YouTube does the exact same thing.
porksoda@lemmy.world 8 months ago
Back when I was on reddit, I subscribed to about 120 subreddits. Starting a couple years ago though, I noticed that my front page really only showed content for 15-20 subreddits at a time and it was heavily weighted towards recent visits and interactions.
For example, if I hadn’t visited r/3DPrinting in a couple weeks, it slowly faded from my front page until it disappeared all together. It was so bad that I ended up riding a browser automation script to visit all 120 of my subreddits at night and click the top link. This ended up giving me a more balanced front page that mixed in all of my subreddits and interests.

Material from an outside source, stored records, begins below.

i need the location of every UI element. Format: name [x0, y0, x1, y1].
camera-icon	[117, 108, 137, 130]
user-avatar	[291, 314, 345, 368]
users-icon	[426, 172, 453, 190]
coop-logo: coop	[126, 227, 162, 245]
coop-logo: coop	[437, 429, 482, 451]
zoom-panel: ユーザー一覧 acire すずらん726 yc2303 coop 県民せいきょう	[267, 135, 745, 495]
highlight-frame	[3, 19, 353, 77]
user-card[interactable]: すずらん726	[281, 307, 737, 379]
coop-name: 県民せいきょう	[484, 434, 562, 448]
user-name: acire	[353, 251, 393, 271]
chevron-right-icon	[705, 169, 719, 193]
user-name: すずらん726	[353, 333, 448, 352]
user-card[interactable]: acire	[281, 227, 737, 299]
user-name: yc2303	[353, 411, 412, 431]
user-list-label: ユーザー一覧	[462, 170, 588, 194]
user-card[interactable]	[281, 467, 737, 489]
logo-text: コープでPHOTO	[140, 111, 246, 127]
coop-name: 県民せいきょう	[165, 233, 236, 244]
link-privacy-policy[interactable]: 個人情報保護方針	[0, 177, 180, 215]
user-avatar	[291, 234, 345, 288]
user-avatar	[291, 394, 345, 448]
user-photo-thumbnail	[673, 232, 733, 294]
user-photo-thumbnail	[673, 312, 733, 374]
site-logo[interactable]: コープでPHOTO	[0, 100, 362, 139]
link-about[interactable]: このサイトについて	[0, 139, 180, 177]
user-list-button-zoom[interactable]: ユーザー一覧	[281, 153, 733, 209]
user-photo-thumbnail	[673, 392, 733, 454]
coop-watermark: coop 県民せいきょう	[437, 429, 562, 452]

My point is, these algorithms are fucking toxic. They’re focused 100% on increasing time on page and interaction with zero consideration for side effects. I would love to see social media algorithms required by law to be open source. We have a public interest in knowing how we’re being manipulated.
CaptPretentious@lemmy.world 8 months ago
Carlo@lemmy.ca 8 months ago
Yeah, social media algorithms are doing a lot of damage. I wish there was more general awareness of this. Based on personal experience, I think many people actually like being fed relevant content, and are blind to the consequences. I think Lemmy is great, because you have to curate your own feed, but many people would never use it for that very reason. I don’t know what the solution is.